DOLLS! DOLLS! DOLLS!

Deep Inside Valley of the Dolls, the Most Beloved Bad Book and Movie of All Time

by Stephen Rebello

Pub Date: June 2nd, 2020
ISBN: 978-0-14-313350-6
Publisher: Penguin

A Hollywood screenwriter’s ultimate in-depth guidebook to an enduring book and female-driven film sensation.

Rebello delivers a meticulously detailed paean to both incarnations of Valley of the Dolls, which, despite scathing reviews, were runaway commercial successes. As he writes, the book was a “magnificent obsession” since he first read it as a “precocious kid and an insatiable reader.” He explores author Jacqueline Susann’s early “full-on assault at stardom” in New York in the 1930s as she pursued an acting career, and he traces the dedicated, rigid schedule she adhered to while writing Dolls. When the novel finally published in 1966, it garnered mixed reviews, but it caused a promotional commotion and became a publishing juggernaut. Susann’s later opulent life as a “master of self-promotion and pioneer of branding” was embodied in her active participation in the outlandish film treatment a year later. The complete backstory of the film decorates the second half of the text, as Rebello enthusiastically stuffs each chapter with widely unknown scandalous tattle.
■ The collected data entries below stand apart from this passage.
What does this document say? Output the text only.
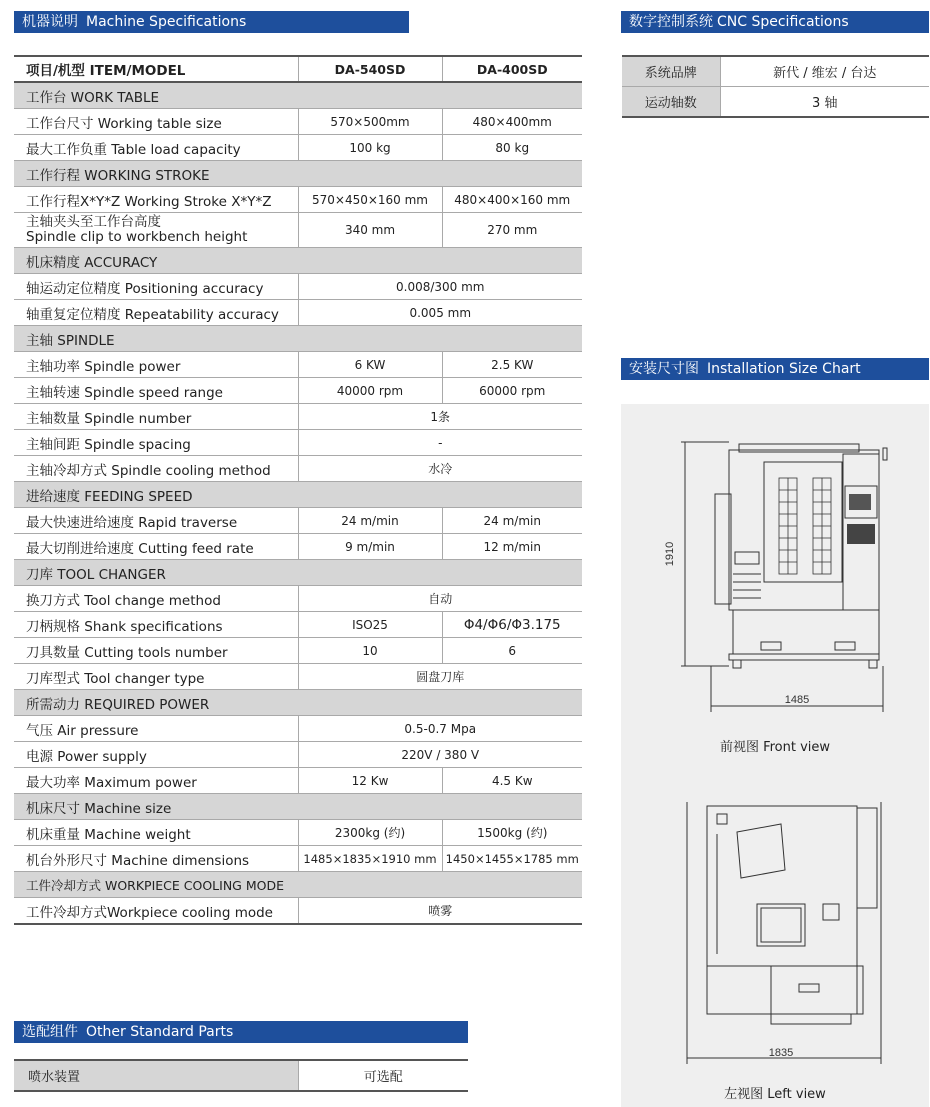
机器说明 Machine Specifications
项目/机型 ITEM/MODEL	DA-540SD	DA-400SD
工作台 WORK TABLE		
工作台尺寸 Working table size	570×500mm	480×400mm
最大工作负重 Table load capacity	100 kg	80 kg
工作行程 WORKING STROKE		
工作行程X*Y*Z Working Stroke X*Y*Z	570×450×160 mm	480×400×160 mm
主轴夹头至工作台高度
Spindle clip to workbench height	340 mm	270 mm
机床精度 ACCURACY		
轴运动定位精度 Positioning accuracy	0.008/300 mm	
轴重复定位精度 Repeatability accuracy	0.005 mm	
主轴 SPINDLE		
主轴功率 Spindle power	6 KW	2.5 KW
主轴转速 Spindle speed range	40000 rpm	60000 rpm
主轴数量 Spindle number	1条	
主轴间距 Spindle spacing	-	
主轴冷却方式 Spindle cooling method	水冷	
进给速度 FEEDING SPEED		
最大快速进给速度 Rapid traverse	24 m/min	24 m/min
最大切削进给速度 Cutting feed rate	9 m/min	12 m/min
刀库 TOOL CHANGER		
换刀方式 Tool change method	自动	
刀柄规格 Shank specifications	ISO25	Φ4/Φ6/Φ3.175
刀具数量 Cutting tools number	10	6
刀库型式 Tool changer type	圆盘刀库	
所需动力 REQUIRED POWER		
气压 Air pressure	0.5-0.7 Mpa	
电源 Power supply	220V / 380 V	
最大功率 Maximum power	12 Kw	4.5 Kw
机床尺寸 Machine size		
机床重量 Machine weight	2300kg (约)	1500kg (约)
机台外形尺寸 Machine dimensions	1485×1835×1910 mm	1450×1455×1785 mm
工件冷却方式 WORKPIECE COOLING MODE		
工件冷却方式Workpiece cooling mode	喷雾	
数字控制系统 CNC Specifications
系统品牌	新代 / 维宏 / 台达
运动轴数	3 轴
安装尺寸图 Installation Size Chart
1910
1485
前视图 Front view
1835
左视图 Left view
选配组件 Other Standard Parts
喷水装置	可选配
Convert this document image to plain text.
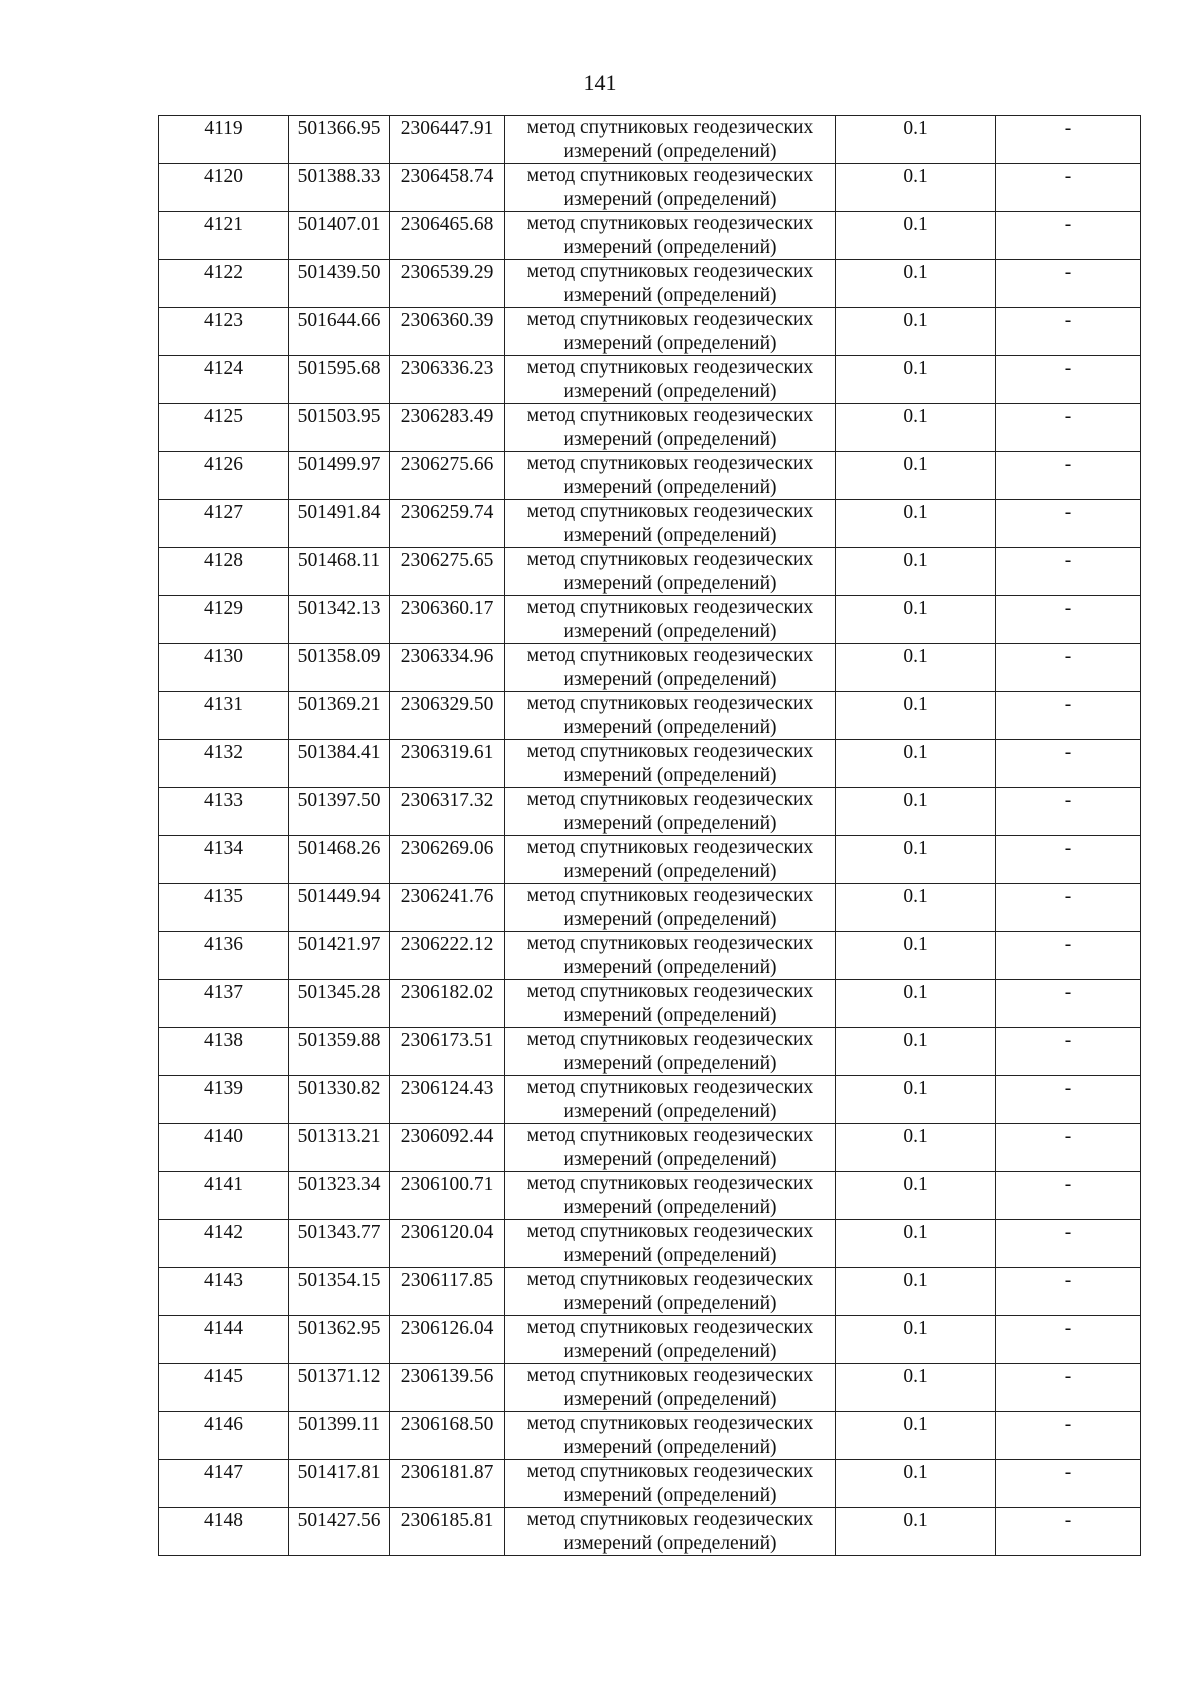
141
4119	501366.95	2306447.91	метод спутниковых геодезических измерений (определений)	0.1	-
4120	501388.33	2306458.74	метод спутниковых геодезических измерений (определений)	0.1	-
4121	501407.01	2306465.68	метод спутниковых геодезических измерений (определений)	0.1	-
4122	501439.50	2306539.29	метод спутниковых геодезических измерений (определений)	0.1	-
4123	501644.66	2306360.39	метод спутниковых геодезических измерений (определений)	0.1	-
4124	501595.68	2306336.23	метод спутниковых геодезических измерений (определений)	0.1	-
4125	501503.95	2306283.49	метод спутниковых геодезических измерений (определений)	0.1	-
4126	501499.97	2306275.66	метод спутниковых геодезических измерений (определений)	0.1	-
4127	501491.84	2306259.74	метод спутниковых геодезических измерений (определений)	0.1	-
4128	501468.11	2306275.65	метод спутниковых геодезических измерений (определений)	0.1	-
4129	501342.13	2306360.17	метод спутниковых геодезических измерений (определений)	0.1	-
4130	501358.09	2306334.96	метод спутниковых геодезических измерений (определений)	0.1	-
4131	501369.21	2306329.50	метод спутниковых геодезических измерений (определений)	0.1	-
4132	501384.41	2306319.61	метод спутниковых геодезических измерений (определений)	0.1	-
4133	501397.50	2306317.32	метод спутниковых геодезических измерений (определений)	0.1	-
4134	501468.26	2306269.06	метод спутниковых геодезических измерений (определений)	0.1	-
4135	501449.94	2306241.76	метод спутниковых геодезических измерений (определений)	0.1	-
4136	501421.97	2306222.12	метод спутниковых геодезических измерений (определений)	0.1	-
4137	501345.28	2306182.02	метод спутниковых геодезических измерений (определений)	0.1	-
4138	501359.88	2306173.51	метод спутниковых геодезических измерений (определений)	0.1	-
4139	501330.82	2306124.43	метод спутниковых геодезических измерений (определений)	0.1	-
4140	501313.21	2306092.44	метод спутниковых геодезических измерений (определений)	0.1	-
4141	501323.34	2306100.71	метод спутниковых геодезических измерений (определений)	0.1	-
4142	501343.77	2306120.04	метод спутниковых геодезических измерений (определений)	0.1	-
4143	501354.15	2306117.85	метод спутниковых геодезических измерений (определений)	0.1	-
4144	501362.95	2306126.04	метод спутниковых геодезических измерений (определений)	0.1	-
4145	501371.12	2306139.56	метод спутниковых геодезических измерений (определений)	0.1	-
4146	501399.11	2306168.50	метод спутниковых геодезических измерений (определений)	0.1	-
4147	501417.81	2306181.87	метод спутниковых геодезических измерений (определений)	0.1	-
4148	501427.56	2306185.81	метод спутниковых геодезических измерений (определений)	0.1	-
The author’s dutiful scrutiny shines in the series of lists pointing out all the differences between the various screenwriters’ treatments and the final production. This scrupulous quality makes the book a blissful treasure trove of gossipy insider details that Dolls fans will swiftly devour. In grand fashion, the author delivers frothy particulars on the agonizing casting process to “find the right Neely” (under consideration, among many others, were “Petula Clark, Helen Mirren, Liza Minnelli, and Andy Warhol ‘superstar’ Baby Jane Holzer”), the film designer’s perfectionist “wardrobe plot,” and, of course, the competitive infighting among the four leading ladies: Patty Duke, Barbara Parkins, Sharon Tate, and Susan Hayward (who replaced the unceremoniously fired Judy Garland). Written with a cinematic excitement and giddiness bordering on satire, this is an indulgent treat for Dolls fans.

Memorable reading for die-hard devotees and those seeking to relive all the breathless histrionics.